The consequences have been high internal and external deficits. The post-crisis fiscal-stimulus packages sent the government budget deficit soaring from what had been a very responsible level in 2007–2008. Similarly, as large mining projects stalled, India had to resort to higher imports of coal and scrap iron, while its exports of iron ore dwindled.
India’s slowdown paradoxically reflects the substantial fiscal and monetary stimulus that its policymakers, like those in all major emerging markets, injected into its economy in the aftermath of the 2008 financial crisis. The resulting growth spurt led to inflation, especially because the world did not slide into a second Great Depression, as was originally feared
An increase in gold imports placed further pressure on the current-account balance. Newly rich consumers in rural areas increasingly put their savings into gold, a familiar store of value, while wealthy urban consumers, worried about inflation, also turned to buying gold. Ironically, had they bought Apple shares, rather than a commodity (no matter how fungible, liquid, and investible it is), their purchases would have been treated as a foreign investment rather than as imports that add to the external deficit.
Theory of minor deeds
For the most part, India’s current growth slowdown and its fiscal and current-account deficits are not structural problems. They can all be fixed by means of modest reforms. This is not to say that ambitious reform is not good, or is not warranted to sustain growth for the next decade. But India does not need to become a manufacturing giant overnight to fix its current problems.
The immediate tasks are more mundane, but they are also more feasible: clearing projects, reducing poorly targeted subsidies, and finding more ways to narrow the current-account deficit and ease its financing. Over the last year, the government has been pursuing this agenda, which is already showing some early results. For example, the external deficit is narrowing sharply on the back of higher exports and lower imports.
Every small step helps, and the combination of small steps adds up to large strides.
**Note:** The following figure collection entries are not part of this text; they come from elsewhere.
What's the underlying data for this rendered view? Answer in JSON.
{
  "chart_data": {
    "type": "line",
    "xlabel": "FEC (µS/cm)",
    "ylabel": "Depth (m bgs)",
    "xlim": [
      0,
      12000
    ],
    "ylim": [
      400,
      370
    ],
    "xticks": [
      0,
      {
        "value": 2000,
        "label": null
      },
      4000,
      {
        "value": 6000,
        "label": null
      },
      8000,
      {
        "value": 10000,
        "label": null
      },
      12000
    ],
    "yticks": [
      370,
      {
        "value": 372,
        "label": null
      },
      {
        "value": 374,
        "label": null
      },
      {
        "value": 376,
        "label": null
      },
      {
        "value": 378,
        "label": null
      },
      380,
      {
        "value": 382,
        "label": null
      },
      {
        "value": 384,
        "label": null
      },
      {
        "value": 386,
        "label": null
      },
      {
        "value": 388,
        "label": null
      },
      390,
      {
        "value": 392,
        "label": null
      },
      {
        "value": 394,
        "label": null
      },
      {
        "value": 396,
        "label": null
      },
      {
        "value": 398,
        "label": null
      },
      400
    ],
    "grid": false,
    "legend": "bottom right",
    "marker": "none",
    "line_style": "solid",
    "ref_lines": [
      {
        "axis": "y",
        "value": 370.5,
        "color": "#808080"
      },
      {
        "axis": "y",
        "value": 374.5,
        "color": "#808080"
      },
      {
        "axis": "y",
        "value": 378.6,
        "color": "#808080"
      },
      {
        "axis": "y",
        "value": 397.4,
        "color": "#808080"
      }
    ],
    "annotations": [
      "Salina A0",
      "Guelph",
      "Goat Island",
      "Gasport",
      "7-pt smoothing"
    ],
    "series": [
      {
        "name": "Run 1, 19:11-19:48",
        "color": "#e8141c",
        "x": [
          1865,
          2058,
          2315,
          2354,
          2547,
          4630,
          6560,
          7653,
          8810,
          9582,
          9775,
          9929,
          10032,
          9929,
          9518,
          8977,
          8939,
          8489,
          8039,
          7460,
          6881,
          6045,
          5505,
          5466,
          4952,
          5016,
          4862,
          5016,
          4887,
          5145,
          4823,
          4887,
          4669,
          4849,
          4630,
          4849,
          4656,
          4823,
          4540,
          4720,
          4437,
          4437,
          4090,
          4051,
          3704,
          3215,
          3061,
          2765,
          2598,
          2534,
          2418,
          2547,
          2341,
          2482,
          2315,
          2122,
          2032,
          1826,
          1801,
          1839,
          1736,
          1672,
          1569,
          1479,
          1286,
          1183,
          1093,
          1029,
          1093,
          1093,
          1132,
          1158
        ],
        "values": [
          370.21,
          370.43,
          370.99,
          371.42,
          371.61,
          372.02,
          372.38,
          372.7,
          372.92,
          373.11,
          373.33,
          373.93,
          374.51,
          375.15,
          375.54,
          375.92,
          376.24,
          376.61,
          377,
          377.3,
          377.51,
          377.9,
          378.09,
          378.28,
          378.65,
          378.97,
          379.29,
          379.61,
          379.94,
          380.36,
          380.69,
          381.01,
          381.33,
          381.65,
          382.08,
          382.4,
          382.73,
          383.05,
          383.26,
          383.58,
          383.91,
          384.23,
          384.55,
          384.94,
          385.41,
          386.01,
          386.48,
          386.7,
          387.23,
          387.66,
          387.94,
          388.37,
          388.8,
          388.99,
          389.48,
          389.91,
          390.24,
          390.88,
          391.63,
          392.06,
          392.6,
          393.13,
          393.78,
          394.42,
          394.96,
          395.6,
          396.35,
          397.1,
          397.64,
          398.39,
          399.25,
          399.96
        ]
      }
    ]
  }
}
But, while the government certainly should have acted faster and earlier, the public mood is turning to depression amid a cacophony of criticism and self-doubt that has obscured the forward movement.
Indeed, despite its shortcomings, India’s GDP will probably grow by 5–5.5% this year – not great, but certainly not bad for what is likely to be a low point in economic performance. The monsoon has been good and will spur consumption, especially in rural areas, which are already growing strongly, owing to improvements in road transport and communications connectivity.
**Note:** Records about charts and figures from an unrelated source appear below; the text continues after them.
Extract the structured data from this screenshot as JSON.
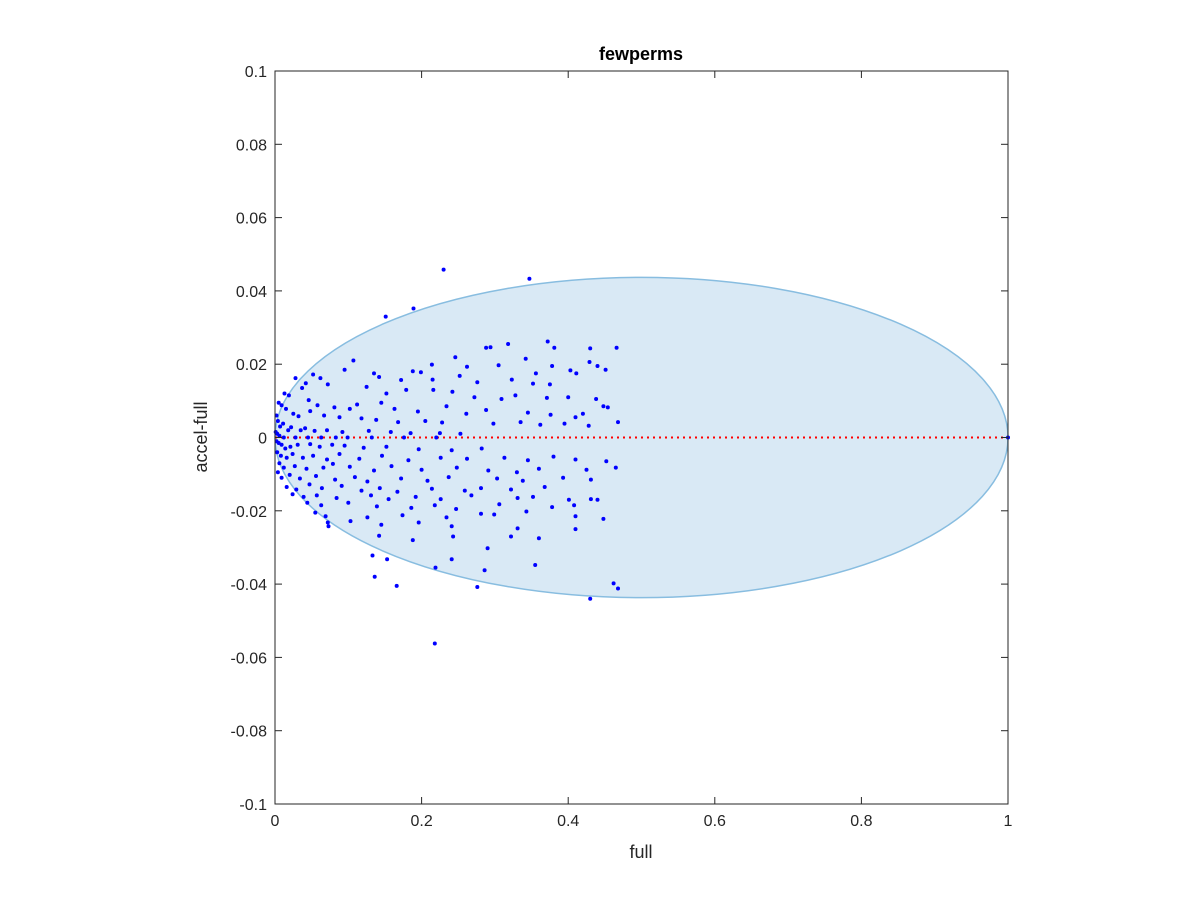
{
  "chart_data": {
    "type": "scatter",
    "title": "fewperms",
    "xlabel": "full",
    "ylabel": "accel-full",
    "xlim": [
      0,
      1
    ],
    "ylim": [
      -0.1,
      0.1
    ],
    "xticks": [
      0,
      0.2,
      0.4,
      0.6,
      0.8,
      1
    ],
    "xtick_labels": [
      "0",
      "0.2",
      "0.4",
      "0.6",
      "0.8",
      "1"
    ],
    "yticks": [
      0.1,
      0.08,
      0.06,
      0.04,
      0.02,
      0,
      -0.02,
      -0.04,
      -0.06,
      -0.08,
      -0.1
    ],
    "ytick_labels": [
      "0.1",
      "0.08",
      "0.06",
      "0.04",
      "0.02",
      "0",
      "-0.02",
      "-0.04",
      "-0.06",
      "-0.08",
      "-0.1"
    ],
    "grid": false,
    "box": true,
    "ellipse": {
      "center": [
        0.5,
        0
      ],
      "rx": 0.5,
      "ry": 0.0437,
      "fill": "#d9e9f5",
      "stroke": "#88bde0"
    },
    "reference_line": {
      "y": 0,
      "x": [
        0,
        1
      ],
      "color": "#ff0000",
      "style": "dotted"
    },
    "marker_color": "#0000ff",
    "points": [
      [
        0.23,
        0.0458
      ],
      [
        0.347,
        0.0433
      ],
      [
        0.189,
        0.0352
      ],
      [
        0.151,
        0.033
      ],
      [
        0.372,
        0.0262
      ],
      [
        0.381,
        0.0245
      ],
      [
        0.294,
        0.0246
      ],
      [
        0.288,
        0.0245
      ],
      [
        0.318,
        0.0255
      ],
      [
        0.43,
        0.0243
      ],
      [
        0.466,
        0.0245
      ],
      [
        0.342,
        0.0215
      ],
      [
        0.214,
        0.0199
      ],
      [
        0.246,
        0.0219
      ],
      [
        0.262,
        0.0193
      ],
      [
        0.305,
        0.0197
      ],
      [
        0.356,
        0.0175
      ],
      [
        0.378,
        0.0195
      ],
      [
        0.411,
        0.0175
      ],
      [
        0.429,
        0.0206
      ],
      [
        0.44,
        0.0195
      ],
      [
        0.403,
        0.0183
      ],
      [
        0.451,
        0.0185
      ],
      [
        0.107,
        0.021
      ],
      [
        0.095,
        0.0185
      ],
      [
        0.135,
        0.0175
      ],
      [
        0.142,
        0.0165
      ],
      [
        0.172,
        0.0157
      ],
      [
        0.188,
        0.0181
      ],
      [
        0.199,
        0.0178
      ],
      [
        0.215,
        0.0158
      ],
      [
        0.252,
        0.0168
      ],
      [
        0.276,
        0.0151
      ],
      [
        0.323,
        0.0158
      ],
      [
        0.352,
        0.0147
      ],
      [
        0.375,
        0.0145
      ],
      [
        0.052,
        0.0172
      ],
      [
        0.062,
        0.0162
      ],
      [
        0.042,
        0.0148
      ],
      [
        0.072,
        0.0145
      ],
      [
        0.028,
        0.0162
      ],
      [
        0.037,
        0.0135
      ],
      [
        0.125,
        0.0138
      ],
      [
        0.152,
        0.012
      ],
      [
        0.179,
        0.013
      ],
      [
        0.216,
        0.013
      ],
      [
        0.242,
        0.0125
      ],
      [
        0.272,
        0.011
      ],
      [
        0.309,
        0.0105
      ],
      [
        0.328,
        0.0115
      ],
      [
        0.371,
        0.0108
      ],
      [
        0.4,
        0.011
      ],
      [
        0.438,
        0.0105
      ],
      [
        0.448,
        0.0085
      ],
      [
        0.454,
        0.0082
      ],
      [
        0.468,
        0.0042
      ],
      [
        0.013,
        0.012
      ],
      [
        0.019,
        0.0115
      ],
      [
        0.046,
        0.0102
      ],
      [
        0.058,
        0.0088
      ],
      [
        0.081,
        0.0082
      ],
      [
        0.102,
        0.0078
      ],
      [
        0.112,
        0.009
      ],
      [
        0.145,
        0.0095
      ],
      [
        0.163,
        0.0078
      ],
      [
        0.195,
        0.0071
      ],
      [
        0.234,
        0.0085
      ],
      [
        0.261,
        0.0065
      ],
      [
        0.288,
        0.0075
      ],
      [
        0.345,
        0.0068
      ],
      [
        0.376,
        0.0062
      ],
      [
        0.41,
        0.0055
      ],
      [
        0.42,
        0.0065
      ],
      [
        0.005,
        0.0095
      ],
      [
        0.009,
        0.0088
      ],
      [
        0.015,
        0.0078
      ],
      [
        0.025,
        0.0065
      ],
      [
        0.032,
        0.0058
      ],
      [
        0.048,
        0.0072
      ],
      [
        0.067,
        0.006
      ],
      [
        0.088,
        0.0055
      ],
      [
        0.118,
        0.0052
      ],
      [
        0.138,
        0.0048
      ],
      [
        0.168,
        0.0042
      ],
      [
        0.205,
        0.0045
      ],
      [
        0.228,
        0.0041
      ],
      [
        0.298,
        0.0038
      ],
      [
        0.335,
        0.0042
      ],
      [
        0.362,
        0.0035
      ],
      [
        0.395,
        0.0038
      ],
      [
        0.428,
        0.0032
      ],
      [
        0.002,
        0.006
      ],
      [
        0.004,
        0.0045
      ],
      [
        0.007,
        0.003
      ],
      [
        0.011,
        0.0038
      ],
      [
        0.018,
        0.002
      ],
      [
        0.022,
        0.0028
      ],
      [
        0.035,
        0.002
      ],
      [
        0.041,
        0.0025
      ],
      [
        0.054,
        0.0018
      ],
      [
        0.071,
        0.002
      ],
      [
        0.092,
        0.0015
      ],
      [
        0.128,
        0.0018
      ],
      [
        0.158,
        0.0015
      ],
      [
        0.185,
        0.0012
      ],
      [
        0.225,
        0.0012
      ],
      [
        0.253,
        0.001
      ],
      [
        0.001,
        0.0015
      ],
      [
        0.003,
        0.001
      ],
      [
        0.006,
        0.0005
      ],
      [
        0.012,
        0.0
      ],
      [
        0.028,
        0.0
      ],
      [
        0.045,
        0.0
      ],
      [
        0.063,
        0.0
      ],
      [
        0.083,
        0.0
      ],
      [
        0.099,
        0.0
      ],
      [
        0.132,
        0.0
      ],
      [
        0.176,
        0.0
      ],
      [
        0.22,
        0.0
      ],
      [
        0.002,
        -0.001
      ],
      [
        0.005,
        -0.0015
      ],
      [
        0.009,
        -0.002
      ],
      [
        0.014,
        -0.003
      ],
      [
        0.021,
        -0.0025
      ],
      [
        0.031,
        -0.002
      ],
      [
        0.048,
        -0.0018
      ],
      [
        0.061,
        -0.0025
      ],
      [
        0.078,
        -0.002
      ],
      [
        0.095,
        -0.0022
      ],
      [
        0.121,
        -0.0028
      ],
      [
        0.152,
        -0.0025
      ],
      [
        0.196,
        -0.0032
      ],
      [
        0.241,
        -0.0035
      ],
      [
        0.282,
        -0.003
      ],
      [
        0.003,
        -0.004
      ],
      [
        0.008,
        -0.005
      ],
      [
        0.016,
        -0.0055
      ],
      [
        0.024,
        -0.0045
      ],
      [
        0.038,
        -0.0055
      ],
      [
        0.052,
        -0.005
      ],
      [
        0.071,
        -0.006
      ],
      [
        0.088,
        -0.0045
      ],
      [
        0.115,
        -0.0058
      ],
      [
        0.146,
        -0.005
      ],
      [
        0.182,
        -0.0062
      ],
      [
        0.226,
        -0.0055
      ],
      [
        0.262,
        -0.0058
      ],
      [
        0.313,
        -0.0055
      ],
      [
        0.345,
        -0.0062
      ],
      [
        0.38,
        -0.0052
      ],
      [
        0.41,
        -0.006
      ],
      [
        0.452,
        -0.0065
      ],
      [
        0.006,
        -0.007
      ],
      [
        0.012,
        -0.0082
      ],
      [
        0.027,
        -0.0078
      ],
      [
        0.043,
        -0.0085
      ],
      [
        0.066,
        -0.0082
      ],
      [
        0.079,
        -0.0072
      ],
      [
        0.102,
        -0.008
      ],
      [
        0.135,
        -0.009
      ],
      [
        0.159,
        -0.0078
      ],
      [
        0.2,
        -0.0088
      ],
      [
        0.248,
        -0.0082
      ],
      [
        0.291,
        -0.009
      ],
      [
        0.33,
        -0.0095
      ],
      [
        0.36,
        -0.0085
      ],
      [
        0.425,
        -0.0088
      ],
      [
        0.465,
        -0.0082
      ],
      [
        0.004,
        -0.0095
      ],
      [
        0.009,
        -0.011
      ],
      [
        0.02,
        -0.0102
      ],
      [
        0.034,
        -0.0112
      ],
      [
        0.056,
        -0.0105
      ],
      [
        0.082,
        -0.0115
      ],
      [
        0.109,
        -0.0108
      ],
      [
        0.126,
        -0.012
      ],
      [
        0.172,
        -0.0112
      ],
      [
        0.208,
        -0.0118
      ],
      [
        0.237,
        -0.0108
      ],
      [
        0.303,
        -0.0112
      ],
      [
        0.338,
        -0.0118
      ],
      [
        0.393,
        -0.011
      ],
      [
        0.431,
        -0.0115
      ],
      [
        0.016,
        -0.0135
      ],
      [
        0.029,
        -0.0142
      ],
      [
        0.047,
        -0.0128
      ],
      [
        0.064,
        -0.0138
      ],
      [
        0.091,
        -0.0132
      ],
      [
        0.118,
        -0.0145
      ],
      [
        0.143,
        -0.0138
      ],
      [
        0.167,
        -0.0148
      ],
      [
        0.214,
        -0.014
      ],
      [
        0.259,
        -0.0145
      ],
      [
        0.281,
        -0.0138
      ],
      [
        0.322,
        -0.0142
      ],
      [
        0.368,
        -0.0135
      ],
      [
        0.024,
        -0.0155
      ],
      [
        0.039,
        -0.0162
      ],
      [
        0.057,
        -0.0158
      ],
      [
        0.084,
        -0.0165
      ],
      [
        0.131,
        -0.0158
      ],
      [
        0.155,
        -0.0168
      ],
      [
        0.192,
        -0.0162
      ],
      [
        0.226,
        -0.0168
      ],
      [
        0.268,
        -0.0158
      ],
      [
        0.331,
        -0.0165
      ],
      [
        0.352,
        -0.0162
      ],
      [
        0.401,
        -0.017
      ],
      [
        0.431,
        -0.0168
      ],
      [
        0.44,
        -0.017
      ],
      [
        0.044,
        -0.0178
      ],
      [
        0.063,
        -0.0185
      ],
      [
        0.1,
        -0.0178
      ],
      [
        0.139,
        -0.0188
      ],
      [
        0.186,
        -0.0192
      ],
      [
        0.218,
        -0.0185
      ],
      [
        0.247,
        -0.0195
      ],
      [
        0.306,
        -0.0182
      ],
      [
        0.378,
        -0.019
      ],
      [
        0.408,
        -0.0185
      ],
      [
        0.055,
        -0.0205
      ],
      [
        0.069,
        -0.0215
      ],
      [
        0.126,
        -0.0218
      ],
      [
        0.174,
        -0.0212
      ],
      [
        0.234,
        -0.0218
      ],
      [
        0.281,
        -0.0208
      ],
      [
        0.299,
        -0.021
      ],
      [
        0.343,
        -0.0202
      ],
      [
        0.41,
        -0.0215
      ],
      [
        0.448,
        -0.0222
      ],
      [
        0.072,
        -0.0232
      ],
      [
        0.103,
        -0.0228
      ],
      [
        0.145,
        -0.0238
      ],
      [
        0.196,
        -0.0232
      ],
      [
        0.241,
        -0.0242
      ],
      [
        0.331,
        -0.0248
      ],
      [
        0.41,
        -0.025
      ],
      [
        0.073,
        -0.0242
      ],
      [
        0.142,
        -0.0268
      ],
      [
        0.188,
        -0.028
      ],
      [
        0.243,
        -0.027
      ],
      [
        0.322,
        -0.027
      ],
      [
        0.36,
        -0.0275
      ],
      [
        0.29,
        -0.0302
      ],
      [
        0.133,
        -0.0322
      ],
      [
        0.153,
        -0.0332
      ],
      [
        0.241,
        -0.0332
      ],
      [
        0.219,
        -0.0355
      ],
      [
        0.355,
        -0.0348
      ],
      [
        0.286,
        -0.0362
      ],
      [
        0.136,
        -0.038
      ],
      [
        0.166,
        -0.0405
      ],
      [
        0.276,
        -0.0408
      ],
      [
        0.462,
        -0.0398
      ],
      [
        0.468,
        -0.0412
      ],
      [
        0.43,
        -0.044
      ],
      [
        0.218,
        -0.0562
      ],
      [
        1.0,
        0.0
      ]
    ]
  }
}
The banking sector has undoubtedly expe-rienced an increase in bad loans, but this has often resulted from delays in investment projects that are otherwise viable. As these projects come on-stream, they will generate the revenue needed to repay loans. In the meantime, India’s banks have enough capital to absorb losses.
Likewise, India’s public finances are stronger than they are in most emerging-market countries, let alone emerging-market countries in crisis. India’s overall public debt-to-GDP ratio has been on a declining trend, from 73.2% in 2006–2007 to 66% in 2012–2013 (and the central government’s debt-to-GDP ratio is only 46%). Moreover, the debt is denominated in rupees and has an average maturity of more than nine years.
India’s external debt burden is even more favorable, at only 21.2% of GDP (much of it owed by the private sector), while short-term external debt is only 5.2% of GDP. India’s foreign-exchange reserves stand at $278 billion (about 15% of GDP), enough to finance the entire current-account deficit for several years.
That said, India can do better – much better. The path to a more open, competitive, efficient and humane economy will surely be bumpy in the years to come. But, in the short term, there is much low-hanging fruit to be plucked. Stripping out both the euphoria and the despair from what is said about India – and from what we Indians say about ourselves – will probably bring us closer to the truth.
Raghuram Rajan is Governor of the Reserve Bank of India.